Sunday, September 28, 2003

Keep the noise down

Airport: Night flights

Preliminary noise tests at Cincinnati/Northern Kentucky International Airport show the growth in overnight air traffic has expanded the 65-decibel noise zone farther north and south. It may require airport buyouts or soundproofing at 28 additional houses in Northern Kentucky, mostly along Ky. 8 River Road and Ky. 18 to the south.

The Federal Aviation Administration needs to complete its tests swiftly and let the airport get back to its 10 p.m. shift from day to night flight patterns instead of the 11 p.m. switchover during testing. The tests allow planes to use the two north-south runways more often instead of the west runway, which routes planes over less populated areas. Once final noise reports are in hand, FAA and airport officials should set night flight procedures that balance the growth in night traffic with noise relief for residents on both sides of the Ohio River.

The airport is a top economic engine for this region, but part of the price we pay is the engines that come with it are noisy. Officials should push for quieter planes and night flight patterns sensitive to populated areas. Progress has been made, but the offset is there are more flights.

The number of flights between 10 p.m. and 7 a.m. almost doubled in the last four years, jumping from 178 a night in 1999 to 343 a night in 2003. Air traffic controllers have had trouble avoiding delays.

One reason the FAA eased the start of night flight procedures from 10 p.m. to 11 p.m. during the tests, which began in January, is that about 30 Comair flights arrive and depart during that hour. DHL Worldwide Express, the air cargo company, starts its flights about midnight, with about 48 departures a night. Regional jets like Comair tend to be quieter. Takeoffs tend to be noisier than landings.

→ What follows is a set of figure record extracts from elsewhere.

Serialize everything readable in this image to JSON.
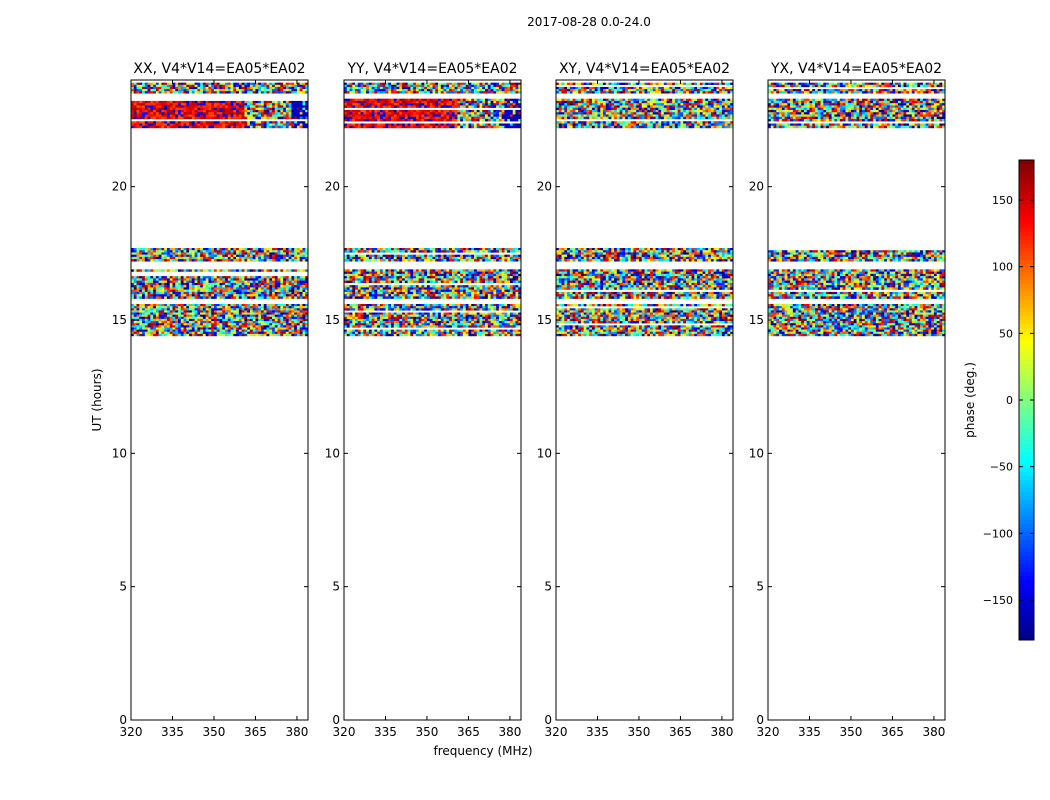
{
  "figure_title": "2017-08-28 0.0-24.0",
  "chart_data": {
    "type": "heatmap",
    "xlabel": "frequency (MHz)",
    "ylabel": "UT (hours)",
    "xlim": [
      320,
      384
    ],
    "ylim": [
      0,
      24
    ],
    "x_ticks": [
      320,
      335,
      350,
      365,
      380
    ],
    "y_ticks": [
      0,
      5,
      10,
      15,
      20
    ],
    "colorbar": {
      "label": "phase (deg.)",
      "range": [
        -180,
        180
      ],
      "ticks": [
        -150,
        -100,
        -50,
        0,
        50,
        100,
        150
      ],
      "colormap": "jet",
      "colors": [
        "#00007f",
        "#0000ff",
        "#007fff",
        "#00ffff",
        "#7fff7f",
        "#ffff00",
        "#ff7f00",
        "#ff0000",
        "#7f0000"
      ]
    },
    "panels": [
      {
        "title": "XX, V4*V14=EA05*EA02",
        "polarization": "XX",
        "data_rows": [
          {
            "ut_start": 14.4,
            "ut_end": 15.6,
            "phase": "random"
          },
          {
            "ut_start": 15.8,
            "ut_end": 16.9,
            "phase": "random"
          },
          {
            "ut_start": 17.2,
            "ut_end": 17.7,
            "phase": "random"
          },
          {
            "ut_start": 22.2,
            "ut_end": 23.3,
            "phase": "red_to_blue",
            "mean_deg": 150,
            "freq_split": 361
          },
          {
            "ut_start": 23.5,
            "ut_end": 23.9,
            "phase": "random"
          }
        ]
      },
      {
        "title": "YY, V4*V14=EA05*EA02",
        "polarization": "YY",
        "data_rows": [
          {
            "ut_start": 14.4,
            "ut_end": 15.6,
            "phase": "random"
          },
          {
            "ut_start": 15.8,
            "ut_end": 16.9,
            "phase": "random"
          },
          {
            "ut_start": 17.2,
            "ut_end": 17.7,
            "phase": "random"
          },
          {
            "ut_start": 22.2,
            "ut_end": 23.3,
            "phase": "red_to_blue",
            "mean_deg": 150,
            "freq_split": 361
          },
          {
            "ut_start": 23.5,
            "ut_end": 23.9,
            "phase": "random"
          }
        ]
      },
      {
        "title": "XY, V4*V14=EA05*EA02",
        "polarization": "XY",
        "data_rows": [
          {
            "ut_start": 14.4,
            "ut_end": 15.6,
            "phase": "random"
          },
          {
            "ut_start": 15.8,
            "ut_end": 16.9,
            "phase": "random"
          },
          {
            "ut_start": 17.2,
            "ut_end": 17.7,
            "phase": "random"
          },
          {
            "ut_start": 22.2,
            "ut_end": 23.3,
            "phase": "random"
          },
          {
            "ut_start": 23.5,
            "ut_end": 23.9,
            "phase": "random"
          }
        ]
      },
      {
        "title": "YX, V4*V14=EA05*EA02",
        "polarization": "YX",
        "data_rows": [
          {
            "ut_start": 14.4,
            "ut_end": 15.6,
            "phase": "random"
          },
          {
            "ut_start": 15.8,
            "ut_end": 16.9,
            "phase": "random"
          },
          {
            "ut_start": 17.2,
            "ut_end": 17.7,
            "phase": "random"
          },
          {
            "ut_start": 22.2,
            "ut_end": 23.3,
            "phase": "random"
          },
          {
            "ut_start": 23.5,
            "ut_end": 23.9,
            "phase": "random"
          }
        ]
      }
    ]
  }
}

Night flight procedures were established by a 1991 legal deal worked out between the airport and two parties on the Ohio side - Delhi Township and the Sisters of Charity. That agreement remains in force. A new north-south runway is being built, but it will be aligned farther west and used mostly for landings.

Buyouts and soundproofing in Kentucky have been costly. Since 1990, the airport has spent $132.5 million to buy, soundproof or help sell 1,108 homes. All the more reason to push for quieter planes and sensitive flight patterns to keep the high-decibel corridors close to the airport.